Definition

The diameter of a tree is the distance of the longest path between two end nodes $\arg\max_{(u, v) \in G}d(u, v)$, where $d(u, v)$ is the distance function. It has many applications on tree problems and often a high complexity solution can be changed to a linear solution with the property of the tree diameter.

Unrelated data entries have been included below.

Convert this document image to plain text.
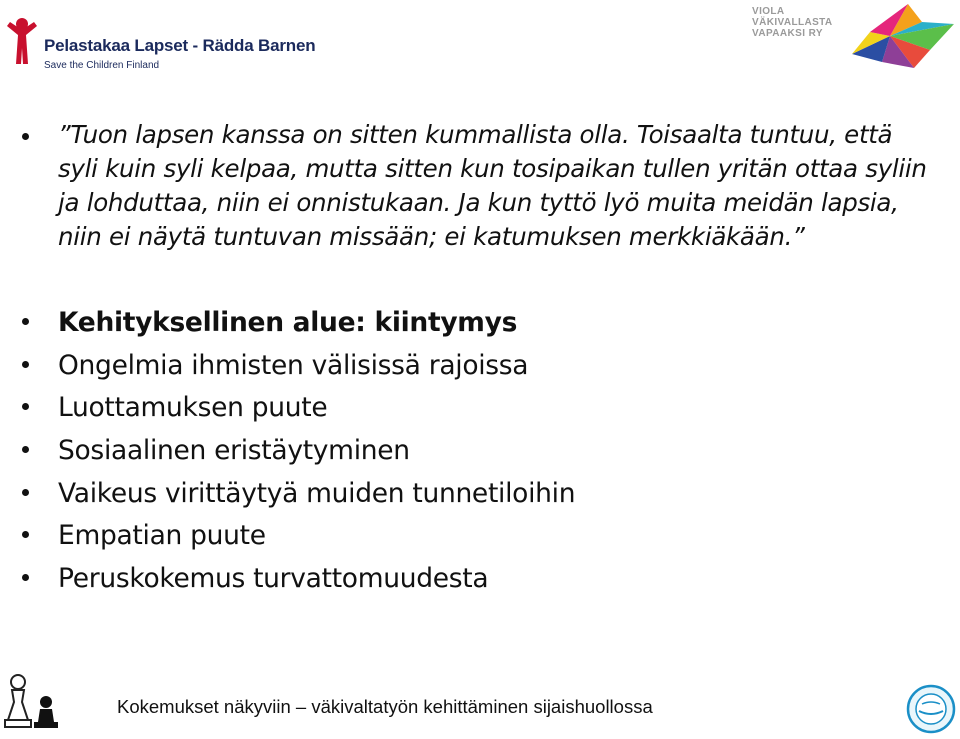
Pelastakaa Lapset - Rädda Barnen
Save the Children Finland
VIOLA
VÄKIVALLASTA
VAPAAKSI RY
”Tuon lapsen kanssa on sitten kummallista olla. Toisaalta tuntuu, että syli kuin syli kelpaa, mutta sitten kun tosipaikan tullen yritän ottaa syliin ja lohduttaa, niin ei onnistukaan. Ja kun tyttö lyö muita meidän lapsia, niin ei näytä tuntuvan missään; ei katumuksen merkkiäkään.”
Kehityksellinen alue: kiintymys
Ongelmia ihmisten välisissä rajoissa
Luottamuksen puute
Sosiaalinen eristäytyminen
Vaikeus virittäytyä muiden tunnetiloihin
Empatian puute
Peruskokemus turvattomuudesta
Kokemukset näkyviin – väkivaltatyön kehittäminen sijaishuollossa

Finding The Diameter of N-Ary Tree

Greedy Algorithm

  1. Run BFS to find the farthest node u starting from an arbitrary node said s
  2. Then run BFS from u to find the farthest node v
  3. Distance between node u and v is the diameter of given tree

Implementation

PT07Z

P1985CowMarathon

Proof

Properties of Trees

  1. Between any 2 nodes in a tree there is exactly one path
  2. Any node can serve as the root of the tree

Proof by Contradiction

  1. Assuming one end of the diameter u is known, the other end must be the node v furthest from this end. We can find it by using BFS, the last discovered node is v.
  2. Why we run BFS on an arbitrary node s will alway end with u?
    1. Let u and v be any two nodes such that d(u, v) is the diameter of the tree. There is a unique path from u to v because of tree properties.
    2. Assuming we start at node s.
      1. If s is u, then we will always end with v by the first BFS, and the second BFS we get u again.
      2. If s is not u and we end with a node x distinct than u and v using BFS.
        1. If the path of (x, u) does not intersect with the path of (u, v), the d(x, u) + d(u, v) > d(u, v), contradiction.
        2. If the path of (x, u) intersect with (u, v) at y, then d(x, y) > d(u, y) since we know when we started the search from s, x is deeper than u, then d(x, y) + d(y, v) > dis(u, v). contradiction.